Quand les invalides entrèrent, les yeux étonnés ou choqués des clients de passage les détaillèrent. La lumière déclinante esquissait les silhouettes attablées. Tandis que des voyageurs épuisés dormaient déjà à moitié, bras croisés et menton posé sur leurs balluchons, d'autres attiraient les serveuses pour promener les doigts sur leurs formes engageantes. Un bourgeois s'épanchait en caresses le long des courbes d'une prostituée, à la chemise ouverte en une feinte négligence. On riait ici, on chantait là, on ronflait au fond. De toutes parts, les bouteilles de vin se vidaient, se renversaient sous les gestes brusques de buveurs écarlates. Tristan appréciait l'ambiance dynamique et la succulente nourriture de l'endroit, mais ne portait guère d'intérêt aux activités plus sulfureuses qui s'y déroulaient. Lénius, lui, nageait dans son élément.

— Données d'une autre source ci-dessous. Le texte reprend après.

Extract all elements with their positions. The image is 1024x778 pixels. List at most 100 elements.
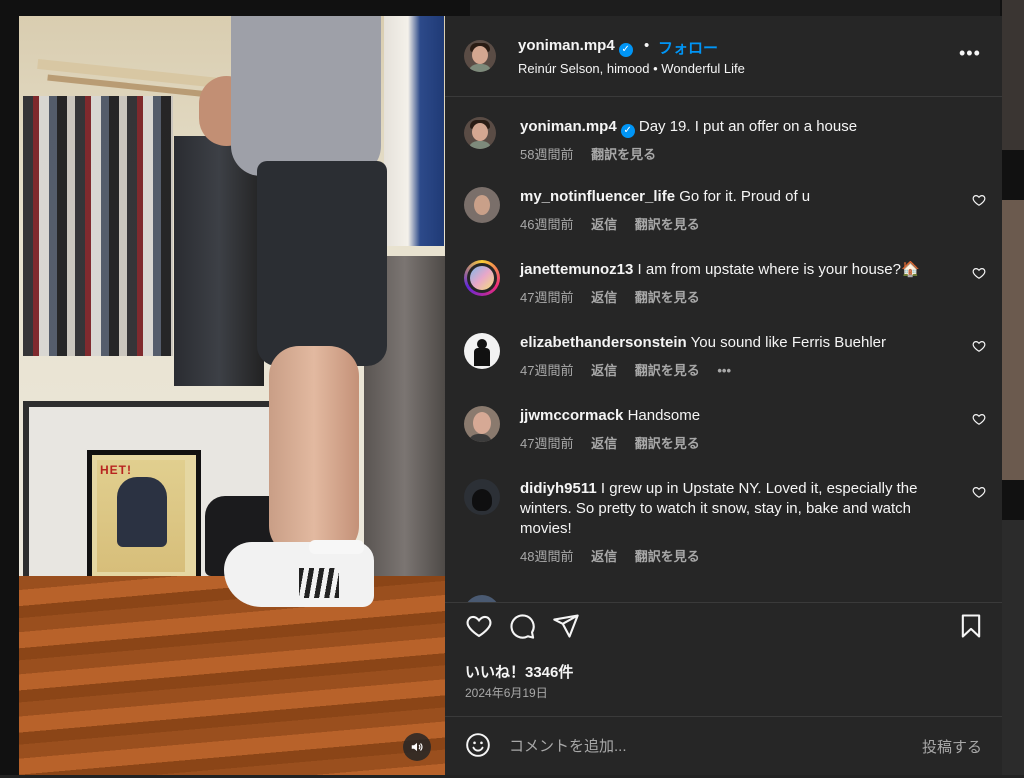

La tenancière vint les saluer puis ôta deux tabourets d'une table massive, libérant la place aux sièges roulants. Ils commandèrent pour quinze rilchs un repas complet. Une fois n'était pas coutume. Grâce à la bourse subtilisée par Tristan et à la confortable recette du chanteur, ils pourraient également s'offrir un bon lit. Le voleur dégustait avidement un plat de sorets et un bol de soupe, le visage et les papilles ravis par ce dîner chaud. Ses yeux luisants s'arrêtèrent quelques secondes sur la porte qui menait aux chambres. Depuis son larcin du matin, il avait le cœur et l'esprit légers à l'idée de ne pas passer cette nuit dehors, au pied d'un édifice ou sous le pont, quoiqu'il y était accoutumé. Face à lui, le troubadour dépiautait le poisson de ses gros doigts vifs et enfournait de copieuses mouillettes, avant de savourer les oublies, sans omettre de se servir régulièrement du vin. Une des filles se rapprocha de lui.


– Holà ! Alors, ça va bien, M'sieur Lénius ? l'aborda-t-elle, familière.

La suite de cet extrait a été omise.